L'assassinat du préfet Claude Érignac a eu lieu le 6 février 1998 à 21h05 à Ajaccio dans la rue Colonna-d’Ornano.

Le préfet de Corse, Claude Érignac est abattu de trois balles de calibre 9 mm, une dans la nuque à bout portant, deux pour l'achever alors qu'il est à terre. L'arme du crime, un Beretta qui avait été volé cinq mois plus tôt, le 6 septembre 1997, pendant la prise en otage de deux gendarmes de la caserne de Pietrosella (Corse-du-Sud), est retrouvée sur les lieux.

Sommaire

L’enquête

Fausses pistes

L’instruction en co-saisine est confiée aux juges, Gilbert Thiel et Laurence Le Vert[Quand ?]. Quelques heures plus tard, la police interpelle trois jeunes d’origine maghrébine dont le signalement correspond aux premiers témoignages recueillis par les enquêteurs.

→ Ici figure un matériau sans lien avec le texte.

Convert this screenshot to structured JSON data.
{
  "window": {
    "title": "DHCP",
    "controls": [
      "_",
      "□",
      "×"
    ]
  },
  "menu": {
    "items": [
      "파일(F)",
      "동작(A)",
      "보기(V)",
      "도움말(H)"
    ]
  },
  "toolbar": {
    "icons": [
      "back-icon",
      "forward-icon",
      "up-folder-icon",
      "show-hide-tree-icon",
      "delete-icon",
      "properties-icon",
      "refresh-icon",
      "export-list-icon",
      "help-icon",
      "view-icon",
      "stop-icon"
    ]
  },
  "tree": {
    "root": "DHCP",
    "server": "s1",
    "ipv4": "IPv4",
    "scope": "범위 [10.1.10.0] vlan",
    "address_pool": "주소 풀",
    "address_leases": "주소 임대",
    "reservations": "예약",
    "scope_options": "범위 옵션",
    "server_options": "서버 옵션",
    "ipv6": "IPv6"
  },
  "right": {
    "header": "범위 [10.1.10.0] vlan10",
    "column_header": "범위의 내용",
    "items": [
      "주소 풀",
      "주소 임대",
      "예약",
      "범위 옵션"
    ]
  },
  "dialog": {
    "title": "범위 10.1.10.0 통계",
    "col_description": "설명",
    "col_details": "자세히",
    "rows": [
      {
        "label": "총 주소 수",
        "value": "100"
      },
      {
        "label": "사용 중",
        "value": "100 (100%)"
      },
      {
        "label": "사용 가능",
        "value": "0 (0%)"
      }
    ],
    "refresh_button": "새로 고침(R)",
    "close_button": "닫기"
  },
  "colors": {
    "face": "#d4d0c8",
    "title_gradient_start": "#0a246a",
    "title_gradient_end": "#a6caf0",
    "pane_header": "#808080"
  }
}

Ils seront innocentés et remis en liberté dans les jours qui suivent[réf. souhaitée].

Le 9 février 1998, une revendication anonyme, crédibilisée par l'indication de la provenance de l'arme retrouvée sur les lieux du crime, arrive sur le bureau des enquêteurs. Le même jour la « piste agricole » est officiellement privilégiée par les enquêteurs de la Division nationale anti-terroriste (DNAT) avec l’arrestation de Marcel Lorenzoni. Les enquêteurs ont trouvé chez ce militant radical de la mouvance nationaliste plusieurs armes de gros calibre, dix-huit bâtons de dynamite et six détonateurs.

Cette piste sera considérée crédible pendant plus d’un an et Mathieu Filidori, un autre agriculteur et militant nationaliste, est arrêté le 19 mai 1999 pour « complicité d’assassinat ». Mathieu Filidori est relâché le 8 juin 1999, Marcel Lorenzoni le 6 août — ce dernier après dix-huit mois passés en prison.

Arrestation du commando

Les 21 et 22 mai 1999, la DNAT arrête Didier Maranelli, Pierre Alessandri, Alain Ferrandi, Marcel Istria ainsi que les épouses et concubines des trois premiers. Les membres du commando ont été repérés à l'aide de leurs téléphones portables. Dans la nuit du 22 au 23 mai, Didier Maranelli, confirmant les déclarations de sa compagne, livre les noms de trois autres membres du commando et désigne Yvan Colonna comme le tueur du préfet. Ferrandi admet avoir été avec des membres du commando le soir des faits. Alessandrini décrit comment s'est déroulé le meurtre, exposant le rôle de tous les protagonistes. Le 23 au matin les policiers interpellent Joseph Versini et Martin Ottaviani, mais Yvan Colonna parvient à prendre la fuite, après être passé à la télé plusieurs fois pendant la journée. Ottaviani, le chauffeur, confirme la présence des trois acolytes sur les lieux de l'assassinat[1].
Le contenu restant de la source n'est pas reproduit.